Time of Emergence of Human-Induced Climate Signal in the World Ocean Water-Masses

Yona Silvy1, Eric Guilyardi1, Jean-baptiste Sallee1 and Paul James Durack2, (1)LOCEAN-IPSL, CNRS/IRD/MNHN/Sorbonne Université, Paris, France, (2)Lawrence Livermore Nat. Lab., Program for Climate Model Diagnosis and Intercomparison, Livermore, United States
Abstract:
The World Ocean is rapidly changing, with global and regional modification of ocean temperature and salinity at surface and at depth. These changes have widespread and important impacts including sea-level rise, change of the chemical content of the deep ocean including oxygen and carbon contents, or changing habitat and diversity of the rich ocean ecosystems. While the most pronounced temperature and salinity changes are located in the upper few hundred meters, changes in water-masses at depth are already observed and will likely strengthen and persist in the future as water-masses form at the surface and propagate in the deep ocean along density surfaces, storing the anthropogenic signal away from the atmosphere for decades to millennia.
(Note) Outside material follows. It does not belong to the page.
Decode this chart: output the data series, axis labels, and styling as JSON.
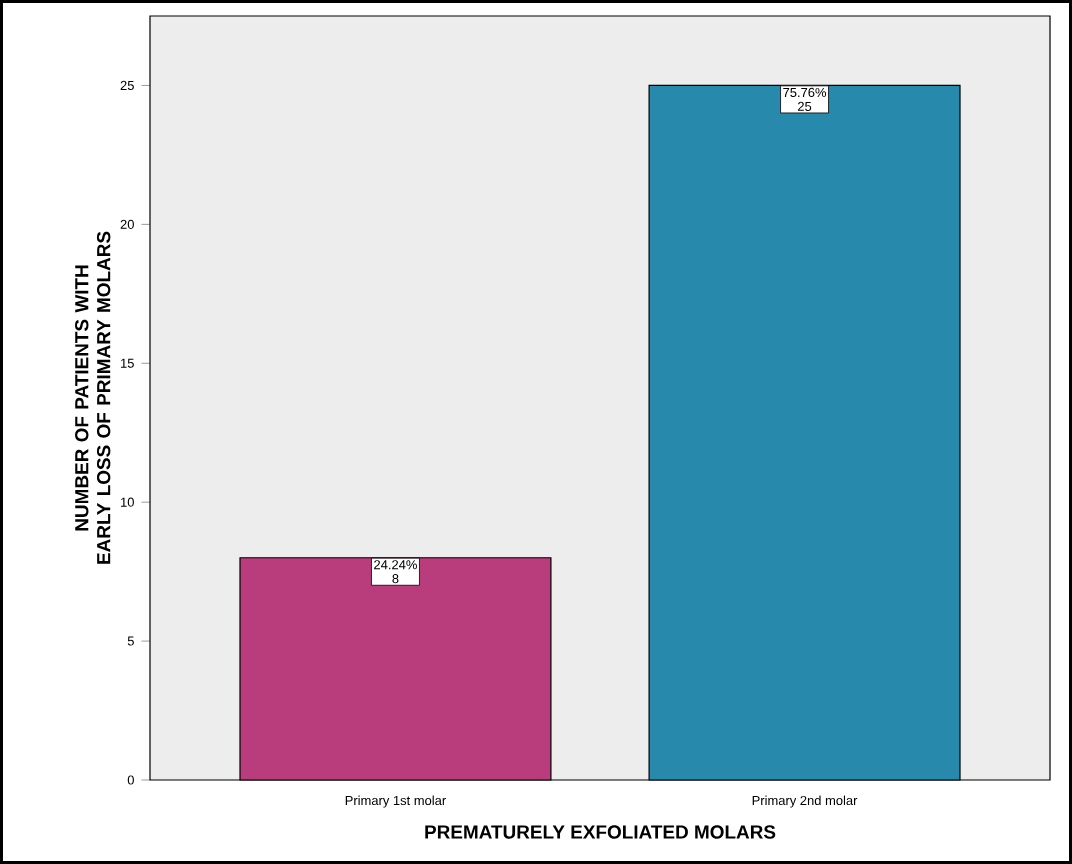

Here, using 11 state-of-the-art climate models, we unveil when to expect anthropogenic temperature and salinity changes in the ocean interior water-masses to be distinguishable from natural background variability. On a basin-scale zonal average, the model simulations predict that in 2020, 25–60% of the 3 ocean basins have emerged, i.e. anthropogenically forced signal overcomes natural variability; reaching 45–70% in 2050, and 60–80% in 2080. The well-ventilated Southern Ocean water-masses stand out as emerging very rapidly, as early as the 1980s or 1990s, while their Northern Hemisphere counterparts emerge in the 2010s to 2030s. Our results have important implications for adaptation strategies in that they can guide observation systems in detecting forced ocean changes.